Current Law & Proposed Change

During a workplace inspection, a representative of the employer and an authorized representative of the employees must be given an opportunity to accompany the OSHA Compliance Safety and Health Officer (“CSHO”). Currently, the controlling regulation provides the employee representative must be an employee. However, in limited circumstances, the CSHO can be accompanied by a non-employee third party, “such as an industrial hygienist or safety engineer,” if the CSHO determines the third party’s knowledge is necessary to an effective and thorough physical inspection of the workplace.

The Department of Labor is proposing two broad changes to the regulation. First, the Department plans to remove the mandatory rule that the employee representative must be an employee and, instead, permit employees to designate a third party as their representative. Specific examples of third parties the Department foresees as being authorized representatives of employees include a union representative (such as a local union leader, business agent, or safety specialist), a worker advocacy group, or a community organization representative (such as attorneys on behalf of the group or organization), and a technical representative from a local safety council. Moreover, as part of the comment period, OSHA seeks additional examples of possible third-party representatives.

Second, the Department seeks to further broaden the scope of third-party participation during inspections -- to individuals with knowledge, skills, or experience reasonably necessary in aiding the CSHO -- by eliminating the limiting examples of industrial hygienists and safety engineers. In its explanation of the proposed changes, the Department provided the expansion in scope would include third parties with skills, knowledge, or experience with particular hazards or conditions in similar workplaces, as well as relevant language skills to facilitate more effective communication between the CSHO and employees.

What’s Next?

OSHA has opened the public comment period regarding all aspects of the proposed regulation until October 30, 2023. Given OSHA’s unsuccessful attempts to enforce a similar rule without a notice-and-comment period, it is likely the final rule (whatever form it may take) will be challenged as exceeding OSHA’s statutory authority. For example, depending on the breadth of the final rule, litigants may challenge the regulation as “arbitrary and capricious,” arguing, in part, that OSHA failed to consider pertinent aspects of the problem it purports to resolve. Other challenges may involve OSHA’s effort to interfere with employers’ Fourth Amendment rights by requiring employers to give premises access to non-governmental individuals or with statutory rights of employees and employers under the National Labor Relations Act by allowing premises access to unions not certified as the chosen representative of a majority of employees.

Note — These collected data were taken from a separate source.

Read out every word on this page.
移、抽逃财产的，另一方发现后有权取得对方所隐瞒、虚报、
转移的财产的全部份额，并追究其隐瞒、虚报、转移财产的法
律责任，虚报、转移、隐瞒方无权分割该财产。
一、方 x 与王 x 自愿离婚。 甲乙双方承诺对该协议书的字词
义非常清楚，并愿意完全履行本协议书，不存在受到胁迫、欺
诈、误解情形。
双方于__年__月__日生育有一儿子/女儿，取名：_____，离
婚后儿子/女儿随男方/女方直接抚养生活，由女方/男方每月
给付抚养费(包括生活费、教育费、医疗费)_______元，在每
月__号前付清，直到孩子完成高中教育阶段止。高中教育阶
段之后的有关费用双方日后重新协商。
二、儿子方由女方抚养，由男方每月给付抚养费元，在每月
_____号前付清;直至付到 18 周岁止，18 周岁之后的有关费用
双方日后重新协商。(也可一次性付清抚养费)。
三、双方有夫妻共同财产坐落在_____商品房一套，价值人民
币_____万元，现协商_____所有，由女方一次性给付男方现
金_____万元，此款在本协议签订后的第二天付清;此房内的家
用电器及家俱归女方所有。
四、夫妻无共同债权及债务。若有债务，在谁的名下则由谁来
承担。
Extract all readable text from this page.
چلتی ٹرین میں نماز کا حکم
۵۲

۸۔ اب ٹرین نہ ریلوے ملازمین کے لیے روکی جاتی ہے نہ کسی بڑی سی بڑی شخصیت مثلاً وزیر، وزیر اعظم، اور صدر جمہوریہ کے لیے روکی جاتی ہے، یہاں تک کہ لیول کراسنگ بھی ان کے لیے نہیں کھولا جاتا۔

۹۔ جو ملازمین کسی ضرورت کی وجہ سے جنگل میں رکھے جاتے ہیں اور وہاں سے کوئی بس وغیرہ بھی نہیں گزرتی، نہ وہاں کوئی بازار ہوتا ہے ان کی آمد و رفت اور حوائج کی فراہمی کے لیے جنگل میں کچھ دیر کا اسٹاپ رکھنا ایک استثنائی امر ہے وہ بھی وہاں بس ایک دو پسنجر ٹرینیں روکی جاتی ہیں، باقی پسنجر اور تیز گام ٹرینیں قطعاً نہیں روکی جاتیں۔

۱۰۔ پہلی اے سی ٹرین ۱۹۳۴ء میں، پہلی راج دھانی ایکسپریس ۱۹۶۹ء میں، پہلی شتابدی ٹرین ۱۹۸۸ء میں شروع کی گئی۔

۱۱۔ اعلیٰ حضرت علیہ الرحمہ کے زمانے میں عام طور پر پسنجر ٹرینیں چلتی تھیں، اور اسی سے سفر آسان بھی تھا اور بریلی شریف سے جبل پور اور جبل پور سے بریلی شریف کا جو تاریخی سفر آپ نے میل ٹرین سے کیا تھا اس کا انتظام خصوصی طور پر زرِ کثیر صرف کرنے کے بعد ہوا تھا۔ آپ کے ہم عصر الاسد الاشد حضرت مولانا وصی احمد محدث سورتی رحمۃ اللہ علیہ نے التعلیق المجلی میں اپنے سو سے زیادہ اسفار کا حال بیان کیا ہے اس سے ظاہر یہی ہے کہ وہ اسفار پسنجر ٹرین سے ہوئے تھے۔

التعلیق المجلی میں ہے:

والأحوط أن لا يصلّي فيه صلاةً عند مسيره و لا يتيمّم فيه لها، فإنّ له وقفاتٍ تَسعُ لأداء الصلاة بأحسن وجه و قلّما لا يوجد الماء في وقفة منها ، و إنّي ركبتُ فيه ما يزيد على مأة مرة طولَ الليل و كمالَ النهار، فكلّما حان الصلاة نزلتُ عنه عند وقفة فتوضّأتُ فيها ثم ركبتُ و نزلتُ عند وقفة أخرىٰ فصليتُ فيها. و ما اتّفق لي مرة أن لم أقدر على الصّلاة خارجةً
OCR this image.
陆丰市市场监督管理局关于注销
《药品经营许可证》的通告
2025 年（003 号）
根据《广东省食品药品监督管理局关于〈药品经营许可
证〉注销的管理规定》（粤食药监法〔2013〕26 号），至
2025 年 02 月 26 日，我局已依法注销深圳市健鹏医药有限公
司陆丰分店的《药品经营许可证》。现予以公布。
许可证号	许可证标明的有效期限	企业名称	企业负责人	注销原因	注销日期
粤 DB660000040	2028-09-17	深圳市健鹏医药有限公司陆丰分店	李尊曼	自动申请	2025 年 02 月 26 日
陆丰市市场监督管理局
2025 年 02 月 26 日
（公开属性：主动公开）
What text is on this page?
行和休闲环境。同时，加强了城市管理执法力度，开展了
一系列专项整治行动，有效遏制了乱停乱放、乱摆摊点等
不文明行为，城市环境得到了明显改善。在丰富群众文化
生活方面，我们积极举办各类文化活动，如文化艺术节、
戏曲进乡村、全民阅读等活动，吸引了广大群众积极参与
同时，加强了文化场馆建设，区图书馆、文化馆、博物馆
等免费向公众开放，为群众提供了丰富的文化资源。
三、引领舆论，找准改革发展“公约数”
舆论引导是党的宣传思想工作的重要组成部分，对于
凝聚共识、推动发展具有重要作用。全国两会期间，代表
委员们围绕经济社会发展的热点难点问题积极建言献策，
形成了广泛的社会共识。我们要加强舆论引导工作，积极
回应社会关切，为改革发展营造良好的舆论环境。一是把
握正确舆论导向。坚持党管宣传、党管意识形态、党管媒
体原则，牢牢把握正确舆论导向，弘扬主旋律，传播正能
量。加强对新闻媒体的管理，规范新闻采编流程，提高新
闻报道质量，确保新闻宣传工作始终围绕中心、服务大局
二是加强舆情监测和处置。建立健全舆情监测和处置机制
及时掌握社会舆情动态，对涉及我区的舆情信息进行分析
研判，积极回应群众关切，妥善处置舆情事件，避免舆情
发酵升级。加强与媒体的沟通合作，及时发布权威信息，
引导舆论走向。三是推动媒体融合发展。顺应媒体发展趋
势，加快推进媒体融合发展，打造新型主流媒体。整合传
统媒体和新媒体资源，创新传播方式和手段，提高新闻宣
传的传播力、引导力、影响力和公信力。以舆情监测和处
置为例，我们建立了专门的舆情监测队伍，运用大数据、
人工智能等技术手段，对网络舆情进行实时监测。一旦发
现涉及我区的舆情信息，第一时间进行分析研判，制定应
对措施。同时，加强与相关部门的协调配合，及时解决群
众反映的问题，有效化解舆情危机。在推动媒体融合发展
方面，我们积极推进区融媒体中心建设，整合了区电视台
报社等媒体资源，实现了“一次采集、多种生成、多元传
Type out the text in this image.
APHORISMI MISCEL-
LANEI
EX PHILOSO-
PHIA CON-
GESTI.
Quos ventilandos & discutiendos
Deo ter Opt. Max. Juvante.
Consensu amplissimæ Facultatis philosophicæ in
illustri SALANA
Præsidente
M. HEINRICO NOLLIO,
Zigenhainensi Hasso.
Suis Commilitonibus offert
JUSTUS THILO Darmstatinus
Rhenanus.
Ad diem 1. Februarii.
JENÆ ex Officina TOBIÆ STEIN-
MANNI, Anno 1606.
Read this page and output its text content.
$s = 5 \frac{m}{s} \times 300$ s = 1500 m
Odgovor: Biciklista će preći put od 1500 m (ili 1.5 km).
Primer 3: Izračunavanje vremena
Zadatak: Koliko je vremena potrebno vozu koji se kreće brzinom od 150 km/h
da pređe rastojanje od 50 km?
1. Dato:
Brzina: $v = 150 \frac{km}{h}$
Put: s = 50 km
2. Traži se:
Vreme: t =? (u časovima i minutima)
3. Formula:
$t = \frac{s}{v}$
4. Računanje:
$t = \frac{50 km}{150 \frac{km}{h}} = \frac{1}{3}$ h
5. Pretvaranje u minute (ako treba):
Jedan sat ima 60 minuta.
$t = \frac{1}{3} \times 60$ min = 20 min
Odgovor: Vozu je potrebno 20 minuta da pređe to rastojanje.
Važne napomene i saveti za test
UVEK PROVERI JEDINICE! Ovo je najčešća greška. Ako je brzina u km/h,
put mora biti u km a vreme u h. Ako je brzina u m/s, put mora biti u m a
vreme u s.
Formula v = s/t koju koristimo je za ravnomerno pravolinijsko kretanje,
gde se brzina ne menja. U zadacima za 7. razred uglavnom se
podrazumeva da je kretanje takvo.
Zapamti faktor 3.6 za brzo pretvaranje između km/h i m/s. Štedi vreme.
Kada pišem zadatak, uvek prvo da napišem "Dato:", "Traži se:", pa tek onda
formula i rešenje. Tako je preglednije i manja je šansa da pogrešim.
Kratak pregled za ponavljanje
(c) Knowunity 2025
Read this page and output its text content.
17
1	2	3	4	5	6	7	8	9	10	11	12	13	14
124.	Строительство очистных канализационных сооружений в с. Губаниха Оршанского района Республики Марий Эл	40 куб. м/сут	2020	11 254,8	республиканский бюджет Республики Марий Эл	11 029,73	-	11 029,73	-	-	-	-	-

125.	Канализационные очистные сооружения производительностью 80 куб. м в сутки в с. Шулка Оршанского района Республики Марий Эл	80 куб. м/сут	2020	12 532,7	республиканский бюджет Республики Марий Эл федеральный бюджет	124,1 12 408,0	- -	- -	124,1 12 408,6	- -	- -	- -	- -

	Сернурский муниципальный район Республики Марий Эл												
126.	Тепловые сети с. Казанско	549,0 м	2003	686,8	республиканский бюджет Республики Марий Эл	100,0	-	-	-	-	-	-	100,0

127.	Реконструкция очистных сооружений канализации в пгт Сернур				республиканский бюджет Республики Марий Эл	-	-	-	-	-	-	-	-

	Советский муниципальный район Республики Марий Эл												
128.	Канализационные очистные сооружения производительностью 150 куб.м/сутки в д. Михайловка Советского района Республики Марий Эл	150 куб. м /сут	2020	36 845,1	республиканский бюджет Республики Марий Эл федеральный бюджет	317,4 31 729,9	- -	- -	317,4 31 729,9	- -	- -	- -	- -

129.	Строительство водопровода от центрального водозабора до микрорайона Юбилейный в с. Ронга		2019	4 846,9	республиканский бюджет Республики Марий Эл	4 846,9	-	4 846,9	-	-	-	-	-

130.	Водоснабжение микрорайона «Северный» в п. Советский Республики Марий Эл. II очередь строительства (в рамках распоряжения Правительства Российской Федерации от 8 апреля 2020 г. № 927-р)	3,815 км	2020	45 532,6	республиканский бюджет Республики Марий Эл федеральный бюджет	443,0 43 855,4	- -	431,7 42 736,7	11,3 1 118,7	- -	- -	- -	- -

If and when the proposed rule is finalized, employers should consult legal counsel and weigh their decision on whether to permit a non-employee representative access to the employer’s premises during an OSHA walkthrough prior to OSHA obtaining a warrant requiring access.

Also, employers should be aware there is one positive takeaway: the proposed regulation does not alter the employer’s right to protect its trade secrets. During an inspection of an area containing trade secrets, the OSHA regulations still permit an employer to mandate the limitation of employee representation to an employee who works in the area or an employee authorized by the employer to enter that area.